Euronews Business takes a closer look at the planned India-Middle East-Europe Economic Corridor (IMEC), including the challenges ahead.
At the G20 leaders summit in September 2023, Narendar Modi, the Prime Minister of India, announced the India-Middle East-Europe Economic Corridor (IMEC) that will run from India to Europe – but what will this project entail? When will it start? And what are the prospects and challenges it will offer Europe?
The IMEC will work with countries including Saudi Arabia, the United Arab Emirates (UAE), Italy, Germany and France along with the European Union and the United States of America (USA) to advance the project.
China did something similar with its various trade route mega projects, like the Regional Comprehensive Economic Corridor (RCEP) and Belt and Road Initiative (BRI). The country is also laying vast rail and road networks to further integrate the region in trade.
Meanwhile, India, an emerging global economy (recently overtaking the UK as the fifth largest economy) is now trying to compete with this reality – and this game of geopolitics represents an opportunity for Europe.
What will IMEC entail?
The IMEC project is part of the wider Partnership for Global Infrastructure and Investment (PGII), which was launched in June 2022 and aims to meet the needs of low and middle income countries (LMICs).
The 4800 km IMEC will consist of a railroad, ship to rail networks, and other transport routes. It will be divided into two parts: The East Corridor, which will connect the Arabian Gulf to India, and the Northern Corridor, connecting the Gulf to Europe.
Famous ports like Fujairah, Jebel Ali and Abu Dhabi in UAE, Haifa in Israel, Mundra and Kandla in India, along with ports in Greece (Piraeus), France (Marseille), and Italy (Messina) will be connected.
To keep in mind modern problems and policy issues, special attention will be given to increase the efficiency of transport, reducing GHG emissions and generating employment.
Opportunities for Europe
The Middle East and Gulf region has become the centre of the great power game. China’s influence is the strongest and growing every day in the Middle East – a region which is not only full of oil and gas reserves but also home to important choke points commanding the global economy.
As such, the IMEC will allow Europe to establish its own influence in the Gulf, thwarting any plans of sole Chinese influence. It is also an opportunity for Europe to de-risk from Beijing and Moscow.
The IMEC also has the potential to reduce the transportation cost between 30-40% from European ports to its connected regions as Ursula Von der Leyen said in her remarks at the PGII event in September 2023 in Delhi.

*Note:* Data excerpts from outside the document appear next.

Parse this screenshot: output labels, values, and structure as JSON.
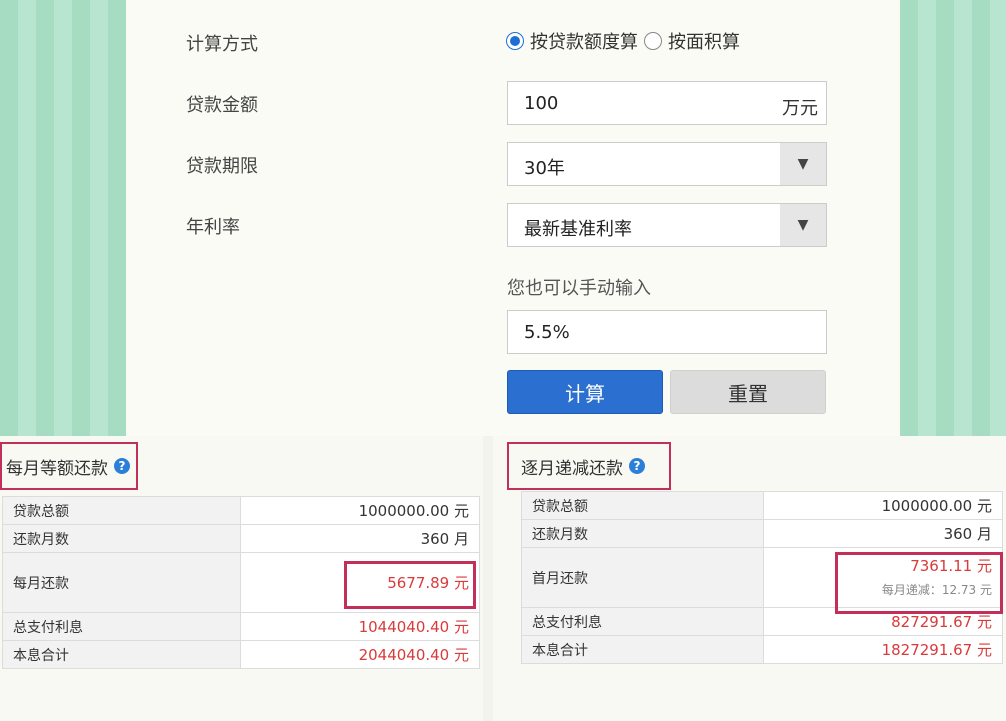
{
  "form": {
    "calc_method_label": "计算方式",
    "radio_options": [
      {
        "label": "按贷款额度算",
        "checked": true
      },
      {
        "label": "按面积算",
        "checked": false
      }
    ],
    "loan_amount_label": "贷款金额",
    "loan_amount_value": "100",
    "loan_amount_unit": "万元",
    "loan_term_label": "贷款期限",
    "loan_term_value": "30年",
    "rate_label": "年利率",
    "rate_value": "最新基准利率",
    "manual_hint": "您也可以手动输入",
    "manual_rate_value": "5.5%",
    "calc_button": "计算",
    "reset_button": "重置"
  },
  "equal_payment": {
    "title": "每月等额还款",
    "rows": [
      {
        "label": "贷款总额",
        "value": "1000000.00 元",
        "red": false
      },
      {
        "label": "还款月数",
        "value": "360 月",
        "red": false
      },
      {
        "label": "每月还款",
        "value": "5677.89 元",
        "red": true
      },
      {
        "label": "总支付利息",
        "value": "1044040.40 元",
        "red": true
      },
      {
        "label": "本息合计",
        "value": "2044040.40 元",
        "red": true
      }
    ]
  },
  "decreasing_payment": {
    "title": "逐月递减还款",
    "rows": [
      {
        "label": "贷款总额",
        "value": "1000000.00 元",
        "red": false
      },
      {
        "label": "还款月数",
        "value": "360 月",
        "red": false
      },
      {
        "label": "首月还款",
        "value": "7361.11 元",
        "red": true,
        "note": "每月递减：12.73 元"
      },
      {
        "label": "总支付利息",
        "value": "827291.67 元",
        "red": true
      },
      {
        "label": "本息合计",
        "value": "1827291.67 元",
        "red": true
      }
    ]
  },
  "icons": {
    "help": "question-circle-icon",
    "dropdown": "triangle-down-icon"
  },
  "colors": {
    "accent": "#2b6fd0",
    "highlight": "#c2305a",
    "red_value": "#d93a3a"
  }
}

“It will be the most direct connection to date between India, the Arabian Gulf and Europe: with a rail link that will make trade between India and Europe 40% faster; with an electricity cable and a clean hydrogen pipeline to foster clean energy trade between Asia, the Middle East and Europe; with a high-speed data cable to link some of the most innovative digital ecosystems in the world and create business opportunities all along the way,” she said.
There are a total of 8 signatories to the IMEC, which accounts for 40% of the global population and more than half of the world economy. This represents a huge opportunity for Europe to integrate itself further into the future of global economic development.
Obstacles for Europe to overcome
The biggest obstacle to the IMEC is the war in the Middle East as it is expected to result in significant delays in the project by pouring cold water on the progress hitherto regarding the thawing of diplomatic relations between Israel and Saudi Arabia. For Europe, it will be difficult to navigate these complex geopolitical uncertainties.
Moreover, there is still ambiguity regarding the timeline. Recently, the participants failed to convene a mandatory meeting after 60 days to implement the “action plan” for the IMEC, as agreed in the original G20 meeting. There isn’t much detail on the financing as well – the development of port connections and railways etc will require billions of euros with estimates noting it could cost up to $8 billion (€7.4 billion).
One of the biggest challenges for Europe will be to ensure that the technology, money and other infrastructure that will be established under the IMEC umbrella will not be used to forward or benefit Russia and China’s influence.
Since the Ukrainian war, the role of the Middle East for Russia has grown significantly. The UAE exported $233 million worth of computer components, and communications and electronic equipment to Russia, in the first 5 months of 2023. This is a huge increase when compared with $2 million in the same period in 2022. On the other hand, China has become the largest buyer of GCC oil and gas.
The geopolitics of the IMEC is intricate as both Saudi Arabia and the UAE – the countries whose ports will play the main part in connectivity and enhancement of trade – have Dialogue Partner status in SCO and the former is likely to become part of the rising economic bloc BRICS (spearheaded by China), while the latter already accepted the invitation.
As the world moves towards minilateralism – which means small groups of countries cooperating to tackle collective issues or pursue goals – the IMEC presents Europe with an opportunity to grow its trade and improve its access to global markets.